Currency rules need reform, not tinkering

The real estate organisation REHAB has criticised the government’s proposed U-turn on rules that allow undisclosed money to be legalised through investment in the real estate sector and payment of a 10% penalty tax.

It is worth noting that the chair of the National Board of Revenue has  stated that such initiatives which allow so-called black money to be ‘whitened, ’  should be expanded to other sectors to bring  economic benefits.

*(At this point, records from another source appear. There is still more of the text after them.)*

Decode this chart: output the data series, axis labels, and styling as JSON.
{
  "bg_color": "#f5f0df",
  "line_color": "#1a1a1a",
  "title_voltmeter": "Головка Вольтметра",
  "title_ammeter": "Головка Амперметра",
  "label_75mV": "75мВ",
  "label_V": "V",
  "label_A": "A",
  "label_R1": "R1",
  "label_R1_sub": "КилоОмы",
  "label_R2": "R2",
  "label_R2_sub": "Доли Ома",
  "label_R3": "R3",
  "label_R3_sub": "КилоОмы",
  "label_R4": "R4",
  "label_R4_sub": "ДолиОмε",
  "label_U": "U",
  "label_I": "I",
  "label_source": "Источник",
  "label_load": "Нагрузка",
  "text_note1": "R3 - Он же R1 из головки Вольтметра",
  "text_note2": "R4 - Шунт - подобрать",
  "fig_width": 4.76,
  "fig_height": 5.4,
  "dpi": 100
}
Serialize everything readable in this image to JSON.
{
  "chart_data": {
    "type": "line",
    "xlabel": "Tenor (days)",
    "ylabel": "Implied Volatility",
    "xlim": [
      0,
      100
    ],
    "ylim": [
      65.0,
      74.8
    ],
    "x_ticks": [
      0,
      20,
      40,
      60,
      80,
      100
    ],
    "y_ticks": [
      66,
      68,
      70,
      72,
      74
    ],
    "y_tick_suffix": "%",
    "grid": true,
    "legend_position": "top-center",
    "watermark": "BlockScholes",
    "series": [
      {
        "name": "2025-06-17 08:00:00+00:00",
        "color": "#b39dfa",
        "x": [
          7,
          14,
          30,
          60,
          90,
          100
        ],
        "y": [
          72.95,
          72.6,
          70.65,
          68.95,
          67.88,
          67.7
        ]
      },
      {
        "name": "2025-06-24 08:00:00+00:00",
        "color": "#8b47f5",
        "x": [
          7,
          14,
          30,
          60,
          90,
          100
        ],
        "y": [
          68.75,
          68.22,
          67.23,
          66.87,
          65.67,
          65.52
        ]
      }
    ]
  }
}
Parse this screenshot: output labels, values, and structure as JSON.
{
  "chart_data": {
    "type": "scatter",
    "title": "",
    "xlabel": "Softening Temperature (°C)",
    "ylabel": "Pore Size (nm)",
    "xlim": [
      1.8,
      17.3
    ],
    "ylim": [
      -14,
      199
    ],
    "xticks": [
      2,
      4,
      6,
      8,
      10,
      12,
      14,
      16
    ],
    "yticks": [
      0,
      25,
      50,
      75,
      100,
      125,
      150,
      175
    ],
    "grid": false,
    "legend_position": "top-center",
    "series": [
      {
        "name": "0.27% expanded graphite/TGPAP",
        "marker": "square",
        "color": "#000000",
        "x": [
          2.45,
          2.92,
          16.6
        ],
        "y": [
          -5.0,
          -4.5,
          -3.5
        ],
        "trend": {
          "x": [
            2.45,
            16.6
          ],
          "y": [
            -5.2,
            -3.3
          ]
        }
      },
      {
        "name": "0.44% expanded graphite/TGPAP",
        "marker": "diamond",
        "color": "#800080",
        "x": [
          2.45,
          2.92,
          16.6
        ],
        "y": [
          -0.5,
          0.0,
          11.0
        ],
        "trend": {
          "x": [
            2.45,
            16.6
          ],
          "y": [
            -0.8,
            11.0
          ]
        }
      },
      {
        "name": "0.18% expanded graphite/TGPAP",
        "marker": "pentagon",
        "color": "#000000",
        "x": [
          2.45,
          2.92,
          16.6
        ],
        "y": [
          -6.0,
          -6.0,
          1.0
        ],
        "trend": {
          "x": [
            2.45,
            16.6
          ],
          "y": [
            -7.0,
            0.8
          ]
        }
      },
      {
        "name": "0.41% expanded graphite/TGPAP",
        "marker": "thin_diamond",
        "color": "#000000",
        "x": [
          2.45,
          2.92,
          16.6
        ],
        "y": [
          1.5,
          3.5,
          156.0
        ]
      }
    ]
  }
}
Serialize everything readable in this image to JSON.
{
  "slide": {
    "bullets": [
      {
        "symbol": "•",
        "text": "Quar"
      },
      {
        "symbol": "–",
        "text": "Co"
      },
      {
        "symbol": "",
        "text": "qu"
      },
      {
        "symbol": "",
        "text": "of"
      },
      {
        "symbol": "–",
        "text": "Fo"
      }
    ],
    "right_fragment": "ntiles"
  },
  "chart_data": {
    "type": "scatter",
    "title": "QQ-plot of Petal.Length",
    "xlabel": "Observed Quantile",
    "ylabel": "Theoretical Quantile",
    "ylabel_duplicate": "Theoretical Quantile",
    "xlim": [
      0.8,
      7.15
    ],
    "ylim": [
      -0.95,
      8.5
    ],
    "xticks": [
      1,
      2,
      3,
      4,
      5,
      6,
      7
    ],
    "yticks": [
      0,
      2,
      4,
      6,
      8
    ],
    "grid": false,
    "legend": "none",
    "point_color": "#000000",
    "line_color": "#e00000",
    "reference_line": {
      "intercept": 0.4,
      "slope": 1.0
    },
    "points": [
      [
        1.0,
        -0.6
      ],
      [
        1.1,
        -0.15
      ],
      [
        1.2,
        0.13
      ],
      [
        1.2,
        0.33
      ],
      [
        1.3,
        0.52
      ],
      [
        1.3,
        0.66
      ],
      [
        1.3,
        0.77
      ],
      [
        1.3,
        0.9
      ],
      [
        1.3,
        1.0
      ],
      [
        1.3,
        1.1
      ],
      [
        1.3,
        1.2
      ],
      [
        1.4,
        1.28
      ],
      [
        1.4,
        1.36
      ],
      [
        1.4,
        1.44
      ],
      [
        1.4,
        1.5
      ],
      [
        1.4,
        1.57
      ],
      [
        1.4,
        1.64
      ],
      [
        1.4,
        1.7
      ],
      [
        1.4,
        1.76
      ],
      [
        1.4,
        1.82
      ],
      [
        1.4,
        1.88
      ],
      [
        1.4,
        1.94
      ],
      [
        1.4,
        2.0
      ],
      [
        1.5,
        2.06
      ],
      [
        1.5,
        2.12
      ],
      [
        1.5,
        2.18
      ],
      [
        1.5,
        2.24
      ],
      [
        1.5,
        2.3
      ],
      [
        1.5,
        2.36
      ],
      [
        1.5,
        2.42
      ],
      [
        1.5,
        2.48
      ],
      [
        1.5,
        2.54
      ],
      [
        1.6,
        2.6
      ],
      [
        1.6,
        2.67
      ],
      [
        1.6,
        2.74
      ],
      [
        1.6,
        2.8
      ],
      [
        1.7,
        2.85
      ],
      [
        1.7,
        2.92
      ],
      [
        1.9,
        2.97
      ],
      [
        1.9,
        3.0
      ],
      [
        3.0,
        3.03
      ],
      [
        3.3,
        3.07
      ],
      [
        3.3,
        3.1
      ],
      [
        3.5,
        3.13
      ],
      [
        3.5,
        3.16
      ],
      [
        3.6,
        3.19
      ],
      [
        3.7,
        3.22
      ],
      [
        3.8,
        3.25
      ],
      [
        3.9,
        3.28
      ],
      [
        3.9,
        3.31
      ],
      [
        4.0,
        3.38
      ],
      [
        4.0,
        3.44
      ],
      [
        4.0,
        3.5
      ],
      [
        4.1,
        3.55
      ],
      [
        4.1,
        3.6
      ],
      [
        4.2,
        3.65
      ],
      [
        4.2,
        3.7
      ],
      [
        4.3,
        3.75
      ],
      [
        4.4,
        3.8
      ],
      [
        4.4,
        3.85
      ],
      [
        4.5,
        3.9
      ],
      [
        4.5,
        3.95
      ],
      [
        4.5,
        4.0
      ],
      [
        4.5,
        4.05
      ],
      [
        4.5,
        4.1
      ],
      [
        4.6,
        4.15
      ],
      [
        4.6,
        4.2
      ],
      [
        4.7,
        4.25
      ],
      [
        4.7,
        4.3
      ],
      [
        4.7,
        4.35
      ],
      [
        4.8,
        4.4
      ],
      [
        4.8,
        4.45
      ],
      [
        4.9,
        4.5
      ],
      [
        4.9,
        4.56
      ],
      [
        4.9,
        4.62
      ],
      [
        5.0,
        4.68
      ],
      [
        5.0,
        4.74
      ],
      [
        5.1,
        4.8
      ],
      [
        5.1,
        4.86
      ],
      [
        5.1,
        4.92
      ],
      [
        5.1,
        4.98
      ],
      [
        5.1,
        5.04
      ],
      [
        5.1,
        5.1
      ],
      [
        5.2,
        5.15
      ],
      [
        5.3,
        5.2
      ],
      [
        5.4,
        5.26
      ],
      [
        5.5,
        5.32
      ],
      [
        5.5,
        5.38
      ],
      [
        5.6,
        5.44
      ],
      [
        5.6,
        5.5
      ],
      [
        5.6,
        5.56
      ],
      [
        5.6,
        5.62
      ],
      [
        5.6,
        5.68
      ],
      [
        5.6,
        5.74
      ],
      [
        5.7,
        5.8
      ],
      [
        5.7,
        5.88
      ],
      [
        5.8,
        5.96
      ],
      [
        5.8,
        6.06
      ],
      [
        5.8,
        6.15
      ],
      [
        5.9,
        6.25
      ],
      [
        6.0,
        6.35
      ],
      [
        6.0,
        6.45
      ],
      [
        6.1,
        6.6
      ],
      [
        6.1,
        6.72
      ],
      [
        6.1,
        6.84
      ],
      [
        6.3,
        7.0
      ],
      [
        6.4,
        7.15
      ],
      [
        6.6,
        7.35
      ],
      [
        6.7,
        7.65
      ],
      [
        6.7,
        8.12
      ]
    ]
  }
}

According to the Global Financial Integrity Report 2013, from 2009-2013, more than Tk2,098 crore was whitened in Bangladesh, against which the NBR received Tk279.29 crore in taxes

These amounts are small compared to the report’s annual estimate of $1.6bn in illicit financial flows from Bangladesh. It is apparent that though there is a fair case for continuing and expanding such initiatives, they probably do little to alleviate the overall loss of capital.

The best way to end the problems caused by the large amount of undisclosed money in the economy, is to simplify taxation and currency exchange rules, so there is no incentive to hide capital and income.

To operate efficiently, a modern economy requires people to be able to spend their own legally earned money as they see fit best, without being constricted by onerous conditions.

Outdated restrictive rules only worsen the problems of corruption and money laundering while holding back investment in the economy.

We should move towards deregulating currency controls completely as a means to ending perverse incentives and attracting more capital for investment.